Court Strikes Down 'Terri's Law'
The Florida Supreme Court has struck down a law that blocked Terri Schiavo's husband from removing the brain-damaged woman's feeding tube.
Terri Schiavo, 40, suffered brain damage in 1990 when her heart stopped beating, a condition brought on by an eating disorder. She left no written instructions in the event she became incapacitated.
Schiavo can breathe on her own but relies on a feeding tube to live. Some medical experts have declared she is in a persistent vegetative state with no hope of recovery.
Her husband has argued that she would not want to be kept alive in this way. But her parents, Bob and Mary Schindler, have disputed that and argued that she could someday regain some of her faculties.
After the lower court judge ruled that there was convincing evidence that Schiavo would not have wanted to be kept alive artificially, Michael Schiavo withdrew the feeding tube last October.
But in a remarkable week of emotion and political activism by her parents' supporters, Florida Gov. Jeb Bush pushed "Terri's Law" through the Legislature and forced the reinsertion of the tube. The law was narrowly drafted to give the governor authority to issue such an order.
Later, Circuit Judge W. Douglas Baird ruled the law wrongly allowed Bush to intervene in a matter of personal privacy and was improperly used by the governor to override a court decision with which he did not agree.
The governor appealed that ruling and the case was bumped immediately to Florida's high court.
The tube is in place in the meantime.
"If the Governor asks the U.S. Supreme Court to get involved in this case, there is no guarantee the Justices would do so. As a general rule state supreme courts are permitted to have the last say in interpreting state statutes," says CBSNews.com Legal Analyst Andrew Cohen.
"The Florida Supreme Court says this is a separation of powers case; that the Florida legislature had no right to overturn the courts when judges declared that the patient here could be taken off life support. That is an argument that ought to have some resonance at the Supreme Court, even if several of the Justices believe in strong legislative powers and weaker judicial authority," says Cohen.
In a crucial hearing in August, Justice Charles Wells said he was troubled because he had to conclude the law was designed to sidestep a trial court ruling that found there was "clear and convincing evidence" Terri Schiavo would not want to be hooked up to the tube.

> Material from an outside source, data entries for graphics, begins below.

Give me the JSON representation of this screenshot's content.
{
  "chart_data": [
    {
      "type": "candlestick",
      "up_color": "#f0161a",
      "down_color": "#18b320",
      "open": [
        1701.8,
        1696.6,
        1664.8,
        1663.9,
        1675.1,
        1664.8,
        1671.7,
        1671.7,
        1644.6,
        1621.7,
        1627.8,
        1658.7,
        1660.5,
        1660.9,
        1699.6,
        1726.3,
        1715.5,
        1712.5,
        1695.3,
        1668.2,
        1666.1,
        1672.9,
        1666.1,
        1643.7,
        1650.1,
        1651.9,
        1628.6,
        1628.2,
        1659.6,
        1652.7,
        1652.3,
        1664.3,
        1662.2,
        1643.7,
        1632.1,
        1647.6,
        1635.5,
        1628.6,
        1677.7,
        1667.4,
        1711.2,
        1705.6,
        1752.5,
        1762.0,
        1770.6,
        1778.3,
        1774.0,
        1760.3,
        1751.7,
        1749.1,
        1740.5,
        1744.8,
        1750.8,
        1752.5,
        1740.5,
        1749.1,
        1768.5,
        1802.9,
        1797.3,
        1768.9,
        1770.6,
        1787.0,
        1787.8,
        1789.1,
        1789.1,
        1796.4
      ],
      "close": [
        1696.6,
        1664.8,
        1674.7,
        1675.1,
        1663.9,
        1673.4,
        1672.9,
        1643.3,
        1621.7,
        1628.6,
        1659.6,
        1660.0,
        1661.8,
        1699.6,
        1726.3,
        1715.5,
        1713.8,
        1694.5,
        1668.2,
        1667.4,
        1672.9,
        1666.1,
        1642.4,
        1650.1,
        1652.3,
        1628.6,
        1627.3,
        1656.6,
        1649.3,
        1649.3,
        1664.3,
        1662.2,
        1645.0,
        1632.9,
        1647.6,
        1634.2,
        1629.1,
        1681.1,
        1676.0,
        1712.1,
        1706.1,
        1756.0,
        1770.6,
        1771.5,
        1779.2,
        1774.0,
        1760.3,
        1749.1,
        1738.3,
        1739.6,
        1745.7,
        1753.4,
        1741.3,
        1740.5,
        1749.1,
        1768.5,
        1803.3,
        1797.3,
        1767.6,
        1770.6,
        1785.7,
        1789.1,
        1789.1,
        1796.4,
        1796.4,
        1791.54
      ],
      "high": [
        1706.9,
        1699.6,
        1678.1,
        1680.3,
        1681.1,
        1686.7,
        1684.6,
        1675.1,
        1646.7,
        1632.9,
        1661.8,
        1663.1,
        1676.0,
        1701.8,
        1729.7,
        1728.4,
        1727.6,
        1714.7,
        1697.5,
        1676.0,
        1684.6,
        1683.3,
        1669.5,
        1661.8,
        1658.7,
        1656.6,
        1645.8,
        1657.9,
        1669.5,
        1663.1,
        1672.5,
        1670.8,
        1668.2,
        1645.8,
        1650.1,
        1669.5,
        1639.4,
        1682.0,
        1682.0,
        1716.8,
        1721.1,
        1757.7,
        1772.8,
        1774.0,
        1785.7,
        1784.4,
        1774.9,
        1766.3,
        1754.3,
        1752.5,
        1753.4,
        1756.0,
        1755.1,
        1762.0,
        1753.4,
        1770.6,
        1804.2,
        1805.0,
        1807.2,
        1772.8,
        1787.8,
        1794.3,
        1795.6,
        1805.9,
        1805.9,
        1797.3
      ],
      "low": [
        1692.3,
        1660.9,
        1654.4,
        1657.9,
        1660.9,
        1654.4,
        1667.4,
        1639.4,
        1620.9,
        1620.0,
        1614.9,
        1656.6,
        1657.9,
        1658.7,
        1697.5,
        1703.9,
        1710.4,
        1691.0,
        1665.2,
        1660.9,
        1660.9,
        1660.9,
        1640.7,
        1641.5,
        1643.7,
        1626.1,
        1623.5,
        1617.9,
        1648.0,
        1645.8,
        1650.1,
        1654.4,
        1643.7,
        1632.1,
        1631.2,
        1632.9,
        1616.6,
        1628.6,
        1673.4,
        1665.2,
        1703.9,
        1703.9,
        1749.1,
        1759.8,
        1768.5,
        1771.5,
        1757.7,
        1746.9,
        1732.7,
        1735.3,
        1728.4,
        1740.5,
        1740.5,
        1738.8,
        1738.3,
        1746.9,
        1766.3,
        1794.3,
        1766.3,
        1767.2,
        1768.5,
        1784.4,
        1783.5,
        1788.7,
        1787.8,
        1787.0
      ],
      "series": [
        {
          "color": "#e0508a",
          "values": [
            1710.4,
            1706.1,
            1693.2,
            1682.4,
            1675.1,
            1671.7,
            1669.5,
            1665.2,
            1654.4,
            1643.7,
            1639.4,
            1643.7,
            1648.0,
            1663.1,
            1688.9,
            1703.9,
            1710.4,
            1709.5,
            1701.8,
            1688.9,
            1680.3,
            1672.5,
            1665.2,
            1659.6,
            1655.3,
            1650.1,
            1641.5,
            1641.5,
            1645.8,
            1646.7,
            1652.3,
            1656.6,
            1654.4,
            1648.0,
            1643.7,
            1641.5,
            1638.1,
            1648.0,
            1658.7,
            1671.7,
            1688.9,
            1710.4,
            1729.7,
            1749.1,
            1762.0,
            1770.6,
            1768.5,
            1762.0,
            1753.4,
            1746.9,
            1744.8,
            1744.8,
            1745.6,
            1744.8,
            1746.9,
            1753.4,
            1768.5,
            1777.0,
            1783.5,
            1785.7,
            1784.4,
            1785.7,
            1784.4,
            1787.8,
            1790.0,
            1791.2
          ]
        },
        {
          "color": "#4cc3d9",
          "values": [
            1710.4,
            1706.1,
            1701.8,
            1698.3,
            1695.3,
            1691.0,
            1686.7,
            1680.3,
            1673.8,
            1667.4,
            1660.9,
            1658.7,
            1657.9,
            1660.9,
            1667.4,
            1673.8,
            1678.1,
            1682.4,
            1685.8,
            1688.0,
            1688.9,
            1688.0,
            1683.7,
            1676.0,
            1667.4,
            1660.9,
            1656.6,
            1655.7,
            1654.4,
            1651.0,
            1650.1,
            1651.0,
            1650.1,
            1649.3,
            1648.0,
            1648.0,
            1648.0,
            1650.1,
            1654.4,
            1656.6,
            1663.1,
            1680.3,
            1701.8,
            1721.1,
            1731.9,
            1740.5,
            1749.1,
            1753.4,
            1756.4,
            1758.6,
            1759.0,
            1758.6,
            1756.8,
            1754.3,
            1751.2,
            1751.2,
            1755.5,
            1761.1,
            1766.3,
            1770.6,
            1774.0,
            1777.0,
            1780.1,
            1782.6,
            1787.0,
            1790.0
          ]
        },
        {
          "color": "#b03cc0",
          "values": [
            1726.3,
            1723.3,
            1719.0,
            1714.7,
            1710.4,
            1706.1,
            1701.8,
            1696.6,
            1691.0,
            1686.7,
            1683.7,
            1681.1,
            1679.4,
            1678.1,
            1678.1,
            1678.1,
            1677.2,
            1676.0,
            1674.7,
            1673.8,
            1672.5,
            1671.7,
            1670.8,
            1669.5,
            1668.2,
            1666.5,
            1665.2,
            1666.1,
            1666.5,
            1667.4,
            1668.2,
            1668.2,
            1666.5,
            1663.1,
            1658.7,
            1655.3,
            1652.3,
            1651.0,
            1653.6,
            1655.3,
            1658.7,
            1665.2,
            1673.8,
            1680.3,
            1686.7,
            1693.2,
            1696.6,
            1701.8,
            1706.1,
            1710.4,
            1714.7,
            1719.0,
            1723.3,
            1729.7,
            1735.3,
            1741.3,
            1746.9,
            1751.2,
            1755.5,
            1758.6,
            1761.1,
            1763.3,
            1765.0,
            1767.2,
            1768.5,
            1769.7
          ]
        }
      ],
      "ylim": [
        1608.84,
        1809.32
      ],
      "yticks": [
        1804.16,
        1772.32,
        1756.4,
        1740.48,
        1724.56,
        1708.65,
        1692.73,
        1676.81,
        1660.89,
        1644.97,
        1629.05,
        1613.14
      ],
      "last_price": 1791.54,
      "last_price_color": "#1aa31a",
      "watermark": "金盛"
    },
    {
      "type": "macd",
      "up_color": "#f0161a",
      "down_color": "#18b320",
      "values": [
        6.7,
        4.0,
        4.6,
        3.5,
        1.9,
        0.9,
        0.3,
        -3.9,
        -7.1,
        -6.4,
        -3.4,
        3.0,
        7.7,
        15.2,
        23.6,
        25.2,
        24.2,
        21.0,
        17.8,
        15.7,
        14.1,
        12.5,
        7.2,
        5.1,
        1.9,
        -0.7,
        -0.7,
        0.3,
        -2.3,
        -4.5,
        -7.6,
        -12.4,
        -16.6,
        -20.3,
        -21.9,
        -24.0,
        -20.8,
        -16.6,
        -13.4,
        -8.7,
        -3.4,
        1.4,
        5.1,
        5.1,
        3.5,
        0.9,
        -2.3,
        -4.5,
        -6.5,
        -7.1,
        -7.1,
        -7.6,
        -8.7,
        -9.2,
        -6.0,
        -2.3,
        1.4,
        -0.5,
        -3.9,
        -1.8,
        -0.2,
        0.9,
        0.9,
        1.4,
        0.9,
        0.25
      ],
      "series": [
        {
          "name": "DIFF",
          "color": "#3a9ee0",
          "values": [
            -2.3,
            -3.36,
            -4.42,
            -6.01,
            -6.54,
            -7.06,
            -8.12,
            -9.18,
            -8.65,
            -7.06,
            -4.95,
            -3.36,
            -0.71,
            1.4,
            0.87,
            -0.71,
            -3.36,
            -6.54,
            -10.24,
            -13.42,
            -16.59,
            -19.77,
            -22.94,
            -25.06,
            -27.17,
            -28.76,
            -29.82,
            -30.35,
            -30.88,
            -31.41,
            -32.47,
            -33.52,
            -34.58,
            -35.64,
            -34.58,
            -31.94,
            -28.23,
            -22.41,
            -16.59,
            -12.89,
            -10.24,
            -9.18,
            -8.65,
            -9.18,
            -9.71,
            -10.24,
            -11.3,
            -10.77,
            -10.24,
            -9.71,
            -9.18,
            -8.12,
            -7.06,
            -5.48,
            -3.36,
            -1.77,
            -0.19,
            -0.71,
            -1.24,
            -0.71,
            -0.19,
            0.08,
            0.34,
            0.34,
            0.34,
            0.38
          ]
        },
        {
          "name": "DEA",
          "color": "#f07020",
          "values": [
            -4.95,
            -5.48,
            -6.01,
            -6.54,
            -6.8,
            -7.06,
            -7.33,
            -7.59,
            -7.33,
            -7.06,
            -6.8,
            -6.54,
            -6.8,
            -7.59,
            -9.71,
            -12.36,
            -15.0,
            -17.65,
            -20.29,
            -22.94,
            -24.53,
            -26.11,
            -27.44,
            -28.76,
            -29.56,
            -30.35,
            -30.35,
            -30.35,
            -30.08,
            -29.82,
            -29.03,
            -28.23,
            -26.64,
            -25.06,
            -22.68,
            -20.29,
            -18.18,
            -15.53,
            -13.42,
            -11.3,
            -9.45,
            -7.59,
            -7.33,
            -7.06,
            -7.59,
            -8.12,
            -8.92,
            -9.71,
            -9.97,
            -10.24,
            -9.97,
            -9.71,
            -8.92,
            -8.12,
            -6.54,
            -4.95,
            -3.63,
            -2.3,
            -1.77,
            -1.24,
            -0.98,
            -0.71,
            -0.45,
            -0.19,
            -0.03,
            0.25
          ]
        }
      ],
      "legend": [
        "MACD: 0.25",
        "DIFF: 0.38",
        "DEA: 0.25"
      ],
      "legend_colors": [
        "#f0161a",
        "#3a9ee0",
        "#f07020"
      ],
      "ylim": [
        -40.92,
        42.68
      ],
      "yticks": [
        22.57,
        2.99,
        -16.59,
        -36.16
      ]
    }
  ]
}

But Bush attorney Ken Connor said the court's order that the tube be removed was honored. The fact that the tube was reinserted six days later by order of the governor last fall doesn't alter the removal order, Connor said.
"It wasn't like an order that said so-and-so shall be hanged by the neck until dead," Connor said.
A lawyer for Schiavo's husband and guardian, Michael, has challenged the constitutionality of the law, which the Legislature passed last October and was in effect for just 15 days.
George Felos, representing Michael Schiavo, told the justices the fundamental issue was "who is entitled here to make a decision on a matter so personal and private as whether one would want artificial life support?"
In addition, Felos said the law violates the separation of powers because Bush used it to circumvent a properly issued court ruling reached after more than six years of litigation, scores of hearings and an appeals court review.
Bush has said he thinks the case may help spark a national debate about the ethics of sustaining life, which becomes "more and more important as technologies change to be able to sustain life."